Élisabeth Lévy : « L’obligation vaccinale serait conforme à l’intérêt général, mais aussi à la volonté majoritaire. »

Santé

mise à jour le 01/07/21

Elisabeth Lévy sur Sud Radio

Au cœur des débats ces derniers jours, vient l’obligation vaccinale des soignants. Olivier Véran concède ne pas y être opposé, si besoin est. Mais pourquoi tant de pincettes à l’idée de contraindre la population à se faire vacciner, tandis qu’il n’y a pas eu d’atermoiements au moment de confiner ?

Olivier Véran veut rendre la vaccination des soignants obligatoire…

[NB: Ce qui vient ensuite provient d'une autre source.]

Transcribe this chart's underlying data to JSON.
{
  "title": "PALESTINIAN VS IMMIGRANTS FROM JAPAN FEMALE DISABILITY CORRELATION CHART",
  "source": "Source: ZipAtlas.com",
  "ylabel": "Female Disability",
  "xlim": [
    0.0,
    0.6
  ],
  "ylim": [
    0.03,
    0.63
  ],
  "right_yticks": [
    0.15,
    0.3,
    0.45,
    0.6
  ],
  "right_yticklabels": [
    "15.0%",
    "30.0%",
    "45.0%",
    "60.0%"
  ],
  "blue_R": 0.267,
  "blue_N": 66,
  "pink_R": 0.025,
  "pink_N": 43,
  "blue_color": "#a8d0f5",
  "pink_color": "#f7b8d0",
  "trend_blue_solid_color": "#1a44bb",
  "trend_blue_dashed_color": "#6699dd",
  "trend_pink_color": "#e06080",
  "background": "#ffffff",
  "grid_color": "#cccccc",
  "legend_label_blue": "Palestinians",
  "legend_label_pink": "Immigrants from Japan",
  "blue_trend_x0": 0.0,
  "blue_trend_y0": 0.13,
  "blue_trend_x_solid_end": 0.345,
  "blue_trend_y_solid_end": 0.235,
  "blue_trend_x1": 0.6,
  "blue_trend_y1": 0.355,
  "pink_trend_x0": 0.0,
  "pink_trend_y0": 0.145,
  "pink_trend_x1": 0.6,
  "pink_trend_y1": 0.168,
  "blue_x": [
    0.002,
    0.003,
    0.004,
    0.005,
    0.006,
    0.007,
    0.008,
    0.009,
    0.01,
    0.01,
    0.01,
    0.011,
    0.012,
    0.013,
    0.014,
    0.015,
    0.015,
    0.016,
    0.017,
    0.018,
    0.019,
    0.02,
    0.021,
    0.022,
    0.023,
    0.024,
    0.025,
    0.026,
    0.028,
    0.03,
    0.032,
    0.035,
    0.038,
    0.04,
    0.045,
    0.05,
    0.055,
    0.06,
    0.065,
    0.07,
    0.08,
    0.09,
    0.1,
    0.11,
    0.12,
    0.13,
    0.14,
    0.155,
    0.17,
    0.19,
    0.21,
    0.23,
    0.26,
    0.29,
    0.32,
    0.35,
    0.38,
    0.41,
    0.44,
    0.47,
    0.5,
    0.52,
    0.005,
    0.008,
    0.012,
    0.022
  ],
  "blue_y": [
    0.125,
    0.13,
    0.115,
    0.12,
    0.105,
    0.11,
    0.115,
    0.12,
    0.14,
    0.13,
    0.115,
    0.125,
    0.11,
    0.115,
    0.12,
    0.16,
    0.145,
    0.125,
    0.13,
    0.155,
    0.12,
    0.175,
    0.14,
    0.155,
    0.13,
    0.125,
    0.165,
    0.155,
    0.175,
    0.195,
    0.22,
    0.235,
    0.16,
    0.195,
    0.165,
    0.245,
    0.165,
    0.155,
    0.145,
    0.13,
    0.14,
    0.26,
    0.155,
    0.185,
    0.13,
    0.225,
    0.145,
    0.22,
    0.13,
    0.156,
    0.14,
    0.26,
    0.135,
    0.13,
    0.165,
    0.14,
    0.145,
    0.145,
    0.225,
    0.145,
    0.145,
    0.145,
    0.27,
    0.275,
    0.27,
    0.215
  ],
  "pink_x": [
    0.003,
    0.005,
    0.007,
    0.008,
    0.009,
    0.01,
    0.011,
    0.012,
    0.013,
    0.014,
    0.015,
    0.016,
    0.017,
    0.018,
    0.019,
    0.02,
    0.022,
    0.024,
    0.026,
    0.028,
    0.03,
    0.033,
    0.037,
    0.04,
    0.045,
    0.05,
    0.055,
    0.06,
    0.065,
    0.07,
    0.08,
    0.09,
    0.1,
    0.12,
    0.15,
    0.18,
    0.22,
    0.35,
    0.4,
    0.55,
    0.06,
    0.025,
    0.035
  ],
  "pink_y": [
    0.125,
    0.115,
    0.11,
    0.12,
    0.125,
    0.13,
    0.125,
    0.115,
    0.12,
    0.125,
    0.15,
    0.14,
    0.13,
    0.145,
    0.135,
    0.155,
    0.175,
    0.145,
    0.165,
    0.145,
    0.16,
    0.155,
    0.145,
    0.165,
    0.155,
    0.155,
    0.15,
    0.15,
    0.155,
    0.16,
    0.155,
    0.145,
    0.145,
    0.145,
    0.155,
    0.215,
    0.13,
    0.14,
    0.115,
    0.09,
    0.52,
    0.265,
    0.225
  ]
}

«… si on n’atteint pas un niveau suffisant en septembre. Aujourd’hui, 57 % des personnels des Ehpad et 64 % des personnels hospitaliers sont vaccinés. Des modèles d’altruisme, vous dit-on. Pourtant, que les personnels au contact des malades et des personnes fragiles soient vaccinés relève du bon sens. Plus largement, il n’y a pas assez de Français vaccinés pour atteindre l’immunité collective. Le gouvernement veut aller chercher les récalcitrants et les oubliés. Des médecins de ville demandent la liste de leurs patients non-vaccinés, mais attendent l’autorisation de la CNIL. « Ils l’auront », selon Véran. Apparemment, l’indépendance des autorités administratives indépendantes peut s’incliner devant l’intérêt général. Tant mieux. »

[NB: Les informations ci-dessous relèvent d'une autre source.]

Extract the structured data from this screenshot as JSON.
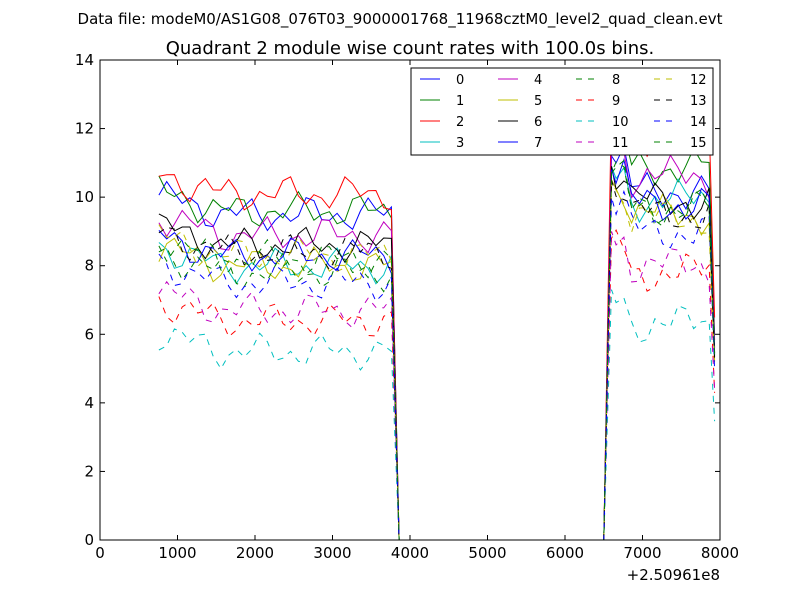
{
  "chart_data": {
    "type": "line",
    "suptitle": "Data file: modeM0/AS1G08_076T03_9000001768_11968cztM0_level2_quad_clean.evt",
    "title": "Quadrant 2 module wise count rates with 100.0s bins.",
    "xlabel": "",
    "ylabel": "",
    "x_offset_label": "+2.50961e8",
    "xlim": [
      0,
      8000
    ],
    "ylim": [
      0,
      14
    ],
    "xticks": [
      0,
      1000,
      2000,
      3000,
      4000,
      5000,
      6000,
      7000,
      8000
    ],
    "xtick_labels": [
      "0",
      "1000",
      "2000",
      "3000",
      "4000",
      "5000",
      "6000",
      "7000",
      "8000"
    ],
    "yticks": [
      0,
      2,
      4,
      6,
      8,
      10,
      12,
      14
    ],
    "ytick_labels": [
      "0",
      "2",
      "4",
      "6",
      "8",
      "10",
      "12",
      "14"
    ],
    "legend_position": "upper-right",
    "gap": {
      "start": 3900,
      "end": 6500
    },
    "segment1": {
      "x_start": 760,
      "x_end": 3760,
      "step": 100
    },
    "segment2": {
      "x_start": 6660,
      "x_end": 7860,
      "step": 100
    },
    "series": [
      {
        "name": "0",
        "color": "#0000ff",
        "dash": "solid",
        "seg1_level": 9.5,
        "seg2_level": 10.2
      },
      {
        "name": "1",
        "color": "#008000",
        "dash": "solid",
        "seg1_level": 9.6,
        "seg2_level": 10.9
      },
      {
        "name": "2",
        "color": "#ff0000",
        "dash": "solid",
        "seg1_level": 10.1,
        "seg2_level": 11.8
      },
      {
        "name": "3",
        "color": "#00bfbf",
        "dash": "solid",
        "seg1_level": 8.0,
        "seg2_level": 9.9
      },
      {
        "name": "4",
        "color": "#bf00bf",
        "dash": "solid",
        "seg1_level": 8.9,
        "seg2_level": 10.6
      },
      {
        "name": "5",
        "color": "#bfbf00",
        "dash": "solid",
        "seg1_level": 8.0,
        "seg2_level": 9.5
      },
      {
        "name": "6",
        "color": "#000000",
        "dash": "solid",
        "seg1_level": 8.6,
        "seg2_level": 9.9
      },
      {
        "name": "7",
        "color": "#0000ff",
        "dash": "solid",
        "seg1_level": 8.3,
        "seg2_level": 9.8
      },
      {
        "name": "8",
        "color": "#008000",
        "dash": "dashed",
        "seg1_level": 7.8,
        "seg2_level": 9.7
      },
      {
        "name": "9",
        "color": "#ff0000",
        "dash": "dashed",
        "seg1_level": 6.4,
        "seg2_level": 7.8
      },
      {
        "name": "10",
        "color": "#00bfbf",
        "dash": "dashed",
        "seg1_level": 5.5,
        "seg2_level": 6.3
      },
      {
        "name": "11",
        "color": "#bf00bf",
        "dash": "dashed",
        "seg1_level": 6.7,
        "seg2_level": 8.0
      },
      {
        "name": "12",
        "color": "#bfbf00",
        "dash": "dashed",
        "seg1_level": 8.3,
        "seg2_level": 9.4
      },
      {
        "name": "13",
        "color": "#000000",
        "dash": "dashed",
        "seg1_level": 8.4,
        "seg2_level": 9.5
      },
      {
        "name": "14",
        "color": "#0000ff",
        "dash": "dashed",
        "seg1_level": 7.5,
        "seg2_level": 9.0
      },
      {
        "name": "15",
        "color": "#008000",
        "dash": "dashed",
        "seg1_level": 8.2,
        "seg2_level": 9.7
      }
    ]
  }
}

Donc, que dire des choix du gouvernement ?

« Que justement, il ne choisit pas. Nous sommes dans la politique chèvre-et-chou, qui nécessite de nouvelles usines à gaz (quand on n’est pas fichus d’envoyer des courriers à l’ancienne). 

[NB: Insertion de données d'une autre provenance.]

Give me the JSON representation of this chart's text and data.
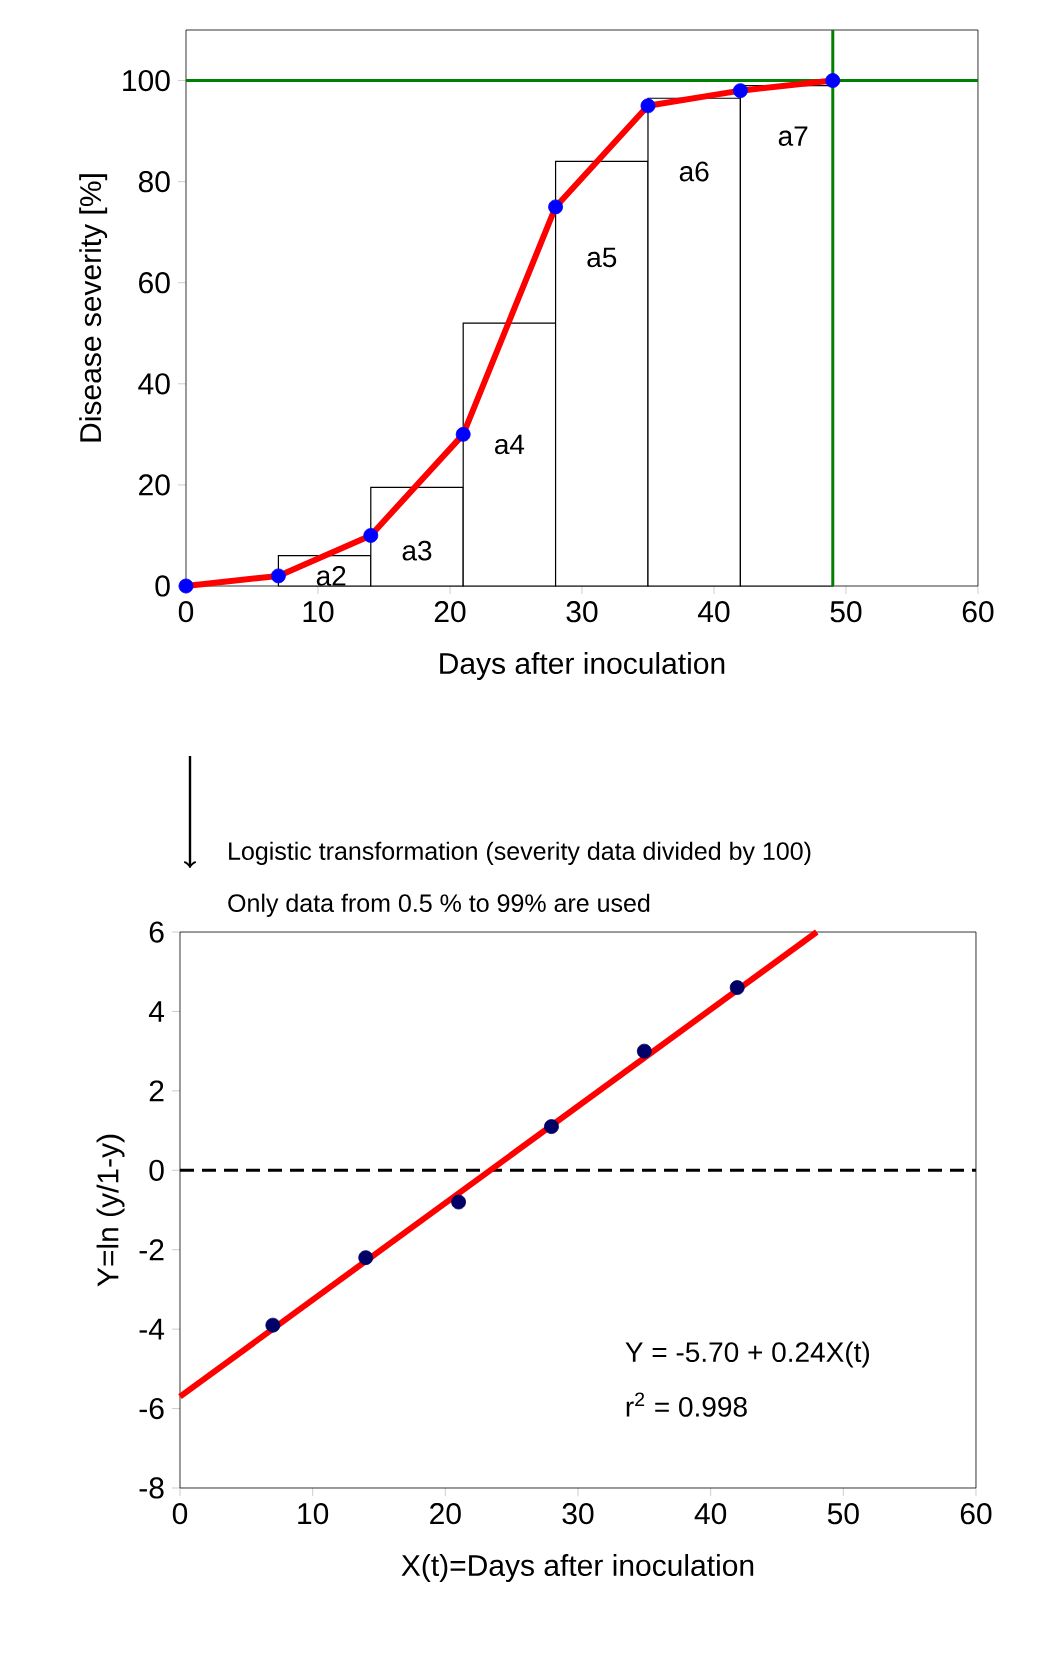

Ce refus de l’obligation vaccinale des adultes est étrange. Même le Conseil d’État et la Cour européenne des droits de l’Homme estiment que la restriction de liberté est proportionnée. Aux oubliettes le fantasme sur le biopouvoir et l’intégrité des corps. En revanche, le confinement a affecté nos corps et nos esprits (en témoigne cette étude qui montre l’impact intellectuel sur les enfants) et a largement piétiné nos libertés fondamentales.  

Si le vaccin n’est pas obligatoire, il n’y aurait aucune raison de balancer aux médecins. Et après, on préviendra l’employeur qu’untel a séché son cours de pilates ?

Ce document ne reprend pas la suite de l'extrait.